In sostanza tutta la vicenda ruota attorno al Lago Vostok e a ciò che sembrerebbe nascondersi al suo interno. Batteri primordiali? Forme di vita aliene? Gas naturali presenti in quantità tali da poter sostentare il mondo per lustri? Bettino Craxi e Moana Pozzi che pensavano di averci fregato?
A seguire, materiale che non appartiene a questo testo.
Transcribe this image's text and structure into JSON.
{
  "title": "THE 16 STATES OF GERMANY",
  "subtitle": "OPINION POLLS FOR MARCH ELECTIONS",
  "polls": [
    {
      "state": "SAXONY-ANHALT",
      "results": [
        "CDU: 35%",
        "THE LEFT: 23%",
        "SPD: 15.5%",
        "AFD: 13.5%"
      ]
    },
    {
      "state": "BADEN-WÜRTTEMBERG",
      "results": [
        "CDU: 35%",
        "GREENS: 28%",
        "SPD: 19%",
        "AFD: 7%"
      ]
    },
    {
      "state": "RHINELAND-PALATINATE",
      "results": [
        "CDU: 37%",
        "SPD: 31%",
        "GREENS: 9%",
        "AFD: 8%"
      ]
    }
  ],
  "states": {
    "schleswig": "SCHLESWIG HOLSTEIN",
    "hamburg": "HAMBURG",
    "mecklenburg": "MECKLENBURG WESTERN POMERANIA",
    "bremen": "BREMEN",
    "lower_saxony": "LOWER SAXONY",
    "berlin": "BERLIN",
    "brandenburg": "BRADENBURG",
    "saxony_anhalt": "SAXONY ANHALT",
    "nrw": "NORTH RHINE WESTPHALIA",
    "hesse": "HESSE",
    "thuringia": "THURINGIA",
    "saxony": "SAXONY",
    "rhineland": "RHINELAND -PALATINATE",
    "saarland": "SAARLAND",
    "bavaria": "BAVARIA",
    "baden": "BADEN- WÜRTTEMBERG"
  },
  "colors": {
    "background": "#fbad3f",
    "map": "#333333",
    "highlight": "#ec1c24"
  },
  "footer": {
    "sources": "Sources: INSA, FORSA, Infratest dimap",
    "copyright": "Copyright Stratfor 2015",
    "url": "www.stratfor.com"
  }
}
Insomma una serie di misteri sui quali i sovietici sembrano essere vicini a mettere mano…e ovviamente qualcuno non è d’accordo.


La narrazione, come è buon uso fare ultimamente (almeno negli ultimi romanzi da me letti), è fortemente alternata; date le molte vicende che ben presto si vengono a creare, possono passare diverse pagine per riprendere la situazione e, se da un lato ciò può essere un bene (creando interesse e spingendo per andare avanti nella lettura), a volte finisce col dare leggermente fastidio, soprattutto tenendo conto che alcune storie (in particolare quelle legate al lato più politico della vicenda) intrigano meno e smorzano lievemente l’entusiasmo.

Ma i momenti in cui viene messa in risalto l’U.R.S.S, per un filosovietico come me, sono pura poesia; basta per esempio ricordare il momento in cui Rebko viene spedito giù nel lago e prima ha il piacere di ascoltare quel discorso motivatore dove gli viene ricordato che serve “Una persona coraggiosa, che conosca questa base come le sue tasche, che abbia dimestichezza con codici che non si insegnano più all’università da vent’anni e CHE AMI LA SANTA MADRE RUSSIA PIU’ DI SE STESSO”. Ecco a questo punto sarei andato giù pure io!

La parte finale poi è ricca di azione, scorre via rapidissima e sembra proprio di essere lì chiudendo gli occhi, grazie anche alla figura di Gabriel Novak, in costante evoluzione, ma forse liquidata troppo in fretta e con troppa facilità.

Il finale piace e lascia forse aperta qualche porticina. Chissà, li rivedremo?